Naturally, the seemingly insatiable public appetite for live televised sport in the US doesn't exist only on the West Coast. The Phillies, the Red Sox and of course the Yankees with their cable TV cash-cow, the YES Network, all stand to gain. But for the moment at least, the north-eastern powerhouses are dormant.
The Yankees, as always, will be there or thereabouts in the American League come season's end. But the Red Sox have done little to strengthen their team after last season's humiliating late collapse that saw them miss the play-offs. In the National League East, the Mets are digging themselves out of the financial rubble left by the Bernie Madoff scandal. Age and injuries meanwhile threaten the long dominance of the Phillies, who have the remade (and renamed) Miami Marlins and the promise-packed Washington Nationals both snapping at their heels.
And it's not only the West Coast that is challenging the old order. Thanks mainly to TV, new baseball powers have sprung up in the heartland. Detroit may be an economic and financial basketcase – but that has not deterred the Tigers from splashing out $214m on a nine-year deal to secure slugger Prince Fielder. Indeed, salaries of $15m a year (in Premier League parlance, about £185,000 a week) are now the starting norm for baseball's elite players.

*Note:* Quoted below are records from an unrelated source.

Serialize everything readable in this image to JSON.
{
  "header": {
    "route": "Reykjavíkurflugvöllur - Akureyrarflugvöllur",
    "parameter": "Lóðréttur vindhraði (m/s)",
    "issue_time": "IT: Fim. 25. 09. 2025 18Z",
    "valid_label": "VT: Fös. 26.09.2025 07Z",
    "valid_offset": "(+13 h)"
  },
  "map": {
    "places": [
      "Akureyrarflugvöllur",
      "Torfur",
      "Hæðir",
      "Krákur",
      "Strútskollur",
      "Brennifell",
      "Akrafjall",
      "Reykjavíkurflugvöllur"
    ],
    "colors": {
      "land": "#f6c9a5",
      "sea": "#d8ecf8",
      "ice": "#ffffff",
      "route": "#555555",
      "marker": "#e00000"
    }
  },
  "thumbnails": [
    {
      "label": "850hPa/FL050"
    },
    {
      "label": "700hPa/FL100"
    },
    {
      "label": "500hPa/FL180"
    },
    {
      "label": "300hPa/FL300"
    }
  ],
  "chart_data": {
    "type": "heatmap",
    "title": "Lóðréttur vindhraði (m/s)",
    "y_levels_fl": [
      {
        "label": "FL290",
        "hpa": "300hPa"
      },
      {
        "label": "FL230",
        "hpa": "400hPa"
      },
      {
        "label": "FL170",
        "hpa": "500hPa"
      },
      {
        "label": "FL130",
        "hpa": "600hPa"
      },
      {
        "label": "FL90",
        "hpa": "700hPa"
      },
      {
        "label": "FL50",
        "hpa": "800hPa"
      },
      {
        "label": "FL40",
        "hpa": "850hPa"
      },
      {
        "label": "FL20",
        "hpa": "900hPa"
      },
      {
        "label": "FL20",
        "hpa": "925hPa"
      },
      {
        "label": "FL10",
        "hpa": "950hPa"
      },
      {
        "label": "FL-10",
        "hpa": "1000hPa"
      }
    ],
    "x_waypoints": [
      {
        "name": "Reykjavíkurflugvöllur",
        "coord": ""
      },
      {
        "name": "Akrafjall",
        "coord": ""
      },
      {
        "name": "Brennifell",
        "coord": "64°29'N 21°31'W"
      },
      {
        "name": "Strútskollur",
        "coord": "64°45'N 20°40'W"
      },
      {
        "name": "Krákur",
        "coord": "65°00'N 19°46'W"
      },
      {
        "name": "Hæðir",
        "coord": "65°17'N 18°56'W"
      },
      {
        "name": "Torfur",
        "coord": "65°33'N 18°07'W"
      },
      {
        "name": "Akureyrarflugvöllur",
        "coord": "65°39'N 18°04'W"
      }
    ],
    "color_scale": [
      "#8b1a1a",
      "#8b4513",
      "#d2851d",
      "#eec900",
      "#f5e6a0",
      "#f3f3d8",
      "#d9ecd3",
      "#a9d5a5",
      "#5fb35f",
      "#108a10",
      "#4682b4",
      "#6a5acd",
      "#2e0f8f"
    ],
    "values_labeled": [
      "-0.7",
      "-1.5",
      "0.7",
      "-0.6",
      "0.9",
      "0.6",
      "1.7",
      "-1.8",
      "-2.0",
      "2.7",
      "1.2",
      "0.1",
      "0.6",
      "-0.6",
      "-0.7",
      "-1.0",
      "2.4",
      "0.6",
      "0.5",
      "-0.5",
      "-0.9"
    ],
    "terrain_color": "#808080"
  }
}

Down in the giant Dallas-Fort Worth media market, television money is working its magic too. In each of the last two years, the Texas Rangers have reached the World Series but lost. In 2012, they intend to go one better and, fuelled by a reported $1.6bn 20-year TV deal (again with Fox), have signed up a host of big names – none bigger than pitcher Yu Darvish, 6ft 5in with orange tinted hair, and rock-star status in his native Japan. In Boston, New York and Philadelphia, that is not good news at all.